Donald Trump says he’s really rich—worth nearly $9 billion ($8,737,540,000 to be exact). Forbes estimates that he’s worth less than half that much, around $4 billion. Does it matter? The answer is definitively no, because once the Donald Trump presidential charade is over he’s gonna be worth much more than $8 billion—and worth every penny of it.
I have to say up front I’ve known Trump for years and I like him even if much of his presidential announcement speech had my skin crawling. (Describing many Mexican immigrants as “rapists” is at the top of my list.) But I have long appreciated Trump’s resilience both in business and in his personal life; anyone who remembers the early 1990s vintage Trump, when he was both mocked as a business has-been and was by some estimates insolvent, also knows that more recently his name and brand keeps getting bigger and his wives keep getting hotter.
All of which leads me to believe that this man—who needs to brag about his wealth and intelligence like most people need to breathe—is looking at this presidential thing like he looks at everything else: how to make a brand that’s big and profitable even more so.
For the record, I don’t know how much Donald Trump is worth, and in the past he has been touchy when reporters have challenged his fortune’s size. (He sued one reporter who quoted unnamed sources saying Trump was merely worth hundreds of millions instead of billions for libel. In 2011, a New Jersey appellate judge dismissed the case, saying Trump failed to prove “actual malice.”)
Even so, every Wall Street firm I covered wanted Trump’s business as he pulled himself back from his near-death experience in the early 1990s, when some of his Atlantic City properties filed for bankruptcy.

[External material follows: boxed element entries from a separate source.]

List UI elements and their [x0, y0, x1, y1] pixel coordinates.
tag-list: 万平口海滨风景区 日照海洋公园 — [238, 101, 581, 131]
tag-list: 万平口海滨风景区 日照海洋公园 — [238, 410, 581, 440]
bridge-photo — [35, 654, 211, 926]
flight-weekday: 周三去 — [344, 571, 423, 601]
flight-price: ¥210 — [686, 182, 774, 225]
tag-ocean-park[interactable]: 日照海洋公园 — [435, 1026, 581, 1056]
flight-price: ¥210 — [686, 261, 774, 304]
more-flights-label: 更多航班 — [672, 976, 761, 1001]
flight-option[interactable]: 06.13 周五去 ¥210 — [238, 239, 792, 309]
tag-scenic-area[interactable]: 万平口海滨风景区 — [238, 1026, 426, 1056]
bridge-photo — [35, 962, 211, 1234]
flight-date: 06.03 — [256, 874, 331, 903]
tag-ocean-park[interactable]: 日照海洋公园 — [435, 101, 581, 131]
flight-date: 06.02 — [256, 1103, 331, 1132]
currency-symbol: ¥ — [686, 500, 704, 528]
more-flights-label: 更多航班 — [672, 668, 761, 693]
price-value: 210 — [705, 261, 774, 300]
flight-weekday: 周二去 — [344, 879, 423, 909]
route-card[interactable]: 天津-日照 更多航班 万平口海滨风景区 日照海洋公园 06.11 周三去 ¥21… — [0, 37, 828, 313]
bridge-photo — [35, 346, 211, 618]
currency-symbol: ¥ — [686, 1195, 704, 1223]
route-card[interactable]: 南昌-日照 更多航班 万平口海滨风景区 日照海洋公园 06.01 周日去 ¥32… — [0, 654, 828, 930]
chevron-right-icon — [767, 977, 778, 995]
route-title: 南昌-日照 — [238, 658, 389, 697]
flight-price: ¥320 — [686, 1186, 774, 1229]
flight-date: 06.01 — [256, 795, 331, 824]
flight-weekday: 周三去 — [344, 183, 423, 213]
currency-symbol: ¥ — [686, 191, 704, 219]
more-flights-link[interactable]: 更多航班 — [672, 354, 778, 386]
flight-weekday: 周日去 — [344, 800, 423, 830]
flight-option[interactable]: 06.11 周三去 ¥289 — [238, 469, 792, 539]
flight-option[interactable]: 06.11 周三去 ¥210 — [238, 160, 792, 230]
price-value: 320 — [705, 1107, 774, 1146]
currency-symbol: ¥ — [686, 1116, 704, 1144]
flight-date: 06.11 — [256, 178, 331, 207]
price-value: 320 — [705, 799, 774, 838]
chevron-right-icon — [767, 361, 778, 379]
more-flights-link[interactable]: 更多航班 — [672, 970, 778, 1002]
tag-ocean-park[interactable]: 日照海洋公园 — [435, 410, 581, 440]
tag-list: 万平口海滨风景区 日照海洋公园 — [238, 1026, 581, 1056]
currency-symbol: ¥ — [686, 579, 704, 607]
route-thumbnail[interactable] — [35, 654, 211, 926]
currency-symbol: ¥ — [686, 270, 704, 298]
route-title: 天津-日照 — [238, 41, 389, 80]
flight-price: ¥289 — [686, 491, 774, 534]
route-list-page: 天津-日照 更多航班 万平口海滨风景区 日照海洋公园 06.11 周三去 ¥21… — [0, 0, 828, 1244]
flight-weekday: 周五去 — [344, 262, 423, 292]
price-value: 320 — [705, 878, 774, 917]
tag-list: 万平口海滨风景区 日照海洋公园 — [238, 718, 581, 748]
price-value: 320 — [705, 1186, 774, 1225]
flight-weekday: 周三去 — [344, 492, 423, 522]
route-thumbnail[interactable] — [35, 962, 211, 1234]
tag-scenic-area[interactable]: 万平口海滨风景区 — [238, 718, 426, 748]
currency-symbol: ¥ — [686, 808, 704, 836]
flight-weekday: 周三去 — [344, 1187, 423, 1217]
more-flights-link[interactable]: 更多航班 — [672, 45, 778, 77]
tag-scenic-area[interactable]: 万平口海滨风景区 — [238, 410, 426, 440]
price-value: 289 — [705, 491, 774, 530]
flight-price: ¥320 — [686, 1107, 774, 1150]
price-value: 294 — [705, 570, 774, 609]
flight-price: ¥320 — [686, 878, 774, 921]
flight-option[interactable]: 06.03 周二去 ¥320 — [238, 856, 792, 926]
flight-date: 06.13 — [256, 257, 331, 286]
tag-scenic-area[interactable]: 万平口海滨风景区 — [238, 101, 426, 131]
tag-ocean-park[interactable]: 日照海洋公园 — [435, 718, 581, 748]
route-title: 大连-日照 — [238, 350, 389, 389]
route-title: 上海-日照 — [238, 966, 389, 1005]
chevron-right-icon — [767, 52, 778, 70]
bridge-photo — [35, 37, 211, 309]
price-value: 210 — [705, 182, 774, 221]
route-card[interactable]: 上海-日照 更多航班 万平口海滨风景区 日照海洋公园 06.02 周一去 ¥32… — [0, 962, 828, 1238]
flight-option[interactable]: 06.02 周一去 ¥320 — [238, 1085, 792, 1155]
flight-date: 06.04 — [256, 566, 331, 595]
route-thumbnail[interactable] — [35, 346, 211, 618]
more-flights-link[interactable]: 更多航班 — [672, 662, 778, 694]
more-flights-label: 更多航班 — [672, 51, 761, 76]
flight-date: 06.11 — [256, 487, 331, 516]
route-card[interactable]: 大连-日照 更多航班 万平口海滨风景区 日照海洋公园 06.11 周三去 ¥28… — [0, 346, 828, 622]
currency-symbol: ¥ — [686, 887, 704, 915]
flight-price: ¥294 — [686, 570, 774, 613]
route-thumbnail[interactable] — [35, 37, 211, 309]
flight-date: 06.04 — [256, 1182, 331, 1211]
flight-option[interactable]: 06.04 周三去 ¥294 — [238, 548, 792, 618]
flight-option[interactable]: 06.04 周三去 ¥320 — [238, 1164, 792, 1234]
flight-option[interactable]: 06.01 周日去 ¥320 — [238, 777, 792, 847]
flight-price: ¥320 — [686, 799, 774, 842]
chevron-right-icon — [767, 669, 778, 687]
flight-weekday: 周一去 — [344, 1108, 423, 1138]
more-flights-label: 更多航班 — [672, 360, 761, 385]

Trump himself never filed for bankruptcy, which is probably why, as he began to rebuild himself, his Wall Street broker was none other than the late Alan “Ace” Greenberg, the legendary stock trader who only handled accounts of the megawealthy.
To be sure, in his announcement speech Trump offered scant evidence that he’s worth what he says he is; indeed, he has just filed the standard forms with the Federal Election Commission, which will start a more-intensive vetting process over his financial disclosures.
Those forms are pretty exhaustive, I might add; just go to the website of the U.S. Office of Government Ethics and take a look at what candidates need to disclose and you’ll understand why rich people generally don’t run for president. Candidates are required to disclose, in detail, assets and income, then transactions and gifts and travel reimbursements. Another layer of detail involves disclosing liabilities and something called “agreements or arrangements.”
Lastly, presidential candidates must disclose “positions (other than with the U.S. government)” and “sources of income in excess of $5,000.” This is why Karl Rove said on Fox News Sunday that other candidates should “ignore” Trump until he files with the FEC, which he did late Monday afternoon.
Trump fired back on Twitter: “@KarlRove still thinks Romney won! He doesn’t have a clue! @FoxNews,” and in another he vowed to make his initial financial disclosures this week: “@KarlRove, who spent $430 million in the last cycle and didn’t win one race, said I’m not a candidate until I file papers. Next week Karl!”
Trump’s campaign manager told me that the full disclosure will be completed in 30 days; Trump, he said, won’t seek extensions as Rove and others have predicted.
We shall see. In any event, like Rove, I had my doubts that Trump would go through with the whole disclosure process. What I never doubted is that he loves the attention because the debate over the net worth of the new and improved Donald Trump no longer turns on the vagaries of the real-estate market but on the value of his brand.
Keep in mind much of the difference between the Forbes net worth estimate and Trump’s own, which he says was compiled by “highly respected” accountants, is the value of the Trump brand, which Forbes says isn’t worth the $3 billion-plus Trump says it is.
But how do you really value a brand? Brands are worth what people think they’re worth, and when you’re name is everywhere from hotels and apartments buildings to reality TV, it’s easy to see how the numbers add up and will keep adding up as he does this presidential dance that, quite frankly, is amazing reality television.
That’s why I have no doubt that Trump will turn this new “serious” stage of his life into a business winner. The way I see it, Donald Trump isn’t really running for president; he’s running to make more money and enhance a brand that’s bigger than his real-estate holdings and golf courses. And with the people who matter to him the most, it doesn’t get cheapened by occasionally disgusting rhetoric about immigrants or possible exaggerations about his wealth.
He’s playing to his fans and there are many millions of them. They like him on television and they like his real estate and golf courses. Another bet: I don’t think Donald will run for president after all, regardless of Monday’s FEC filing, or even if he does make those detailed financial disclosures and somehow gins up enough publicity to get into the first GOP debate in August.
In the end, I think he will call it quits because, after awhile, Donald is going to realize he’s squeezed all the marketing juice out of the presidential lemon that is possible, and anything more will end up hurting, not helping, one of the world’s great brands.
He knows that, and that’s why he’s so rich.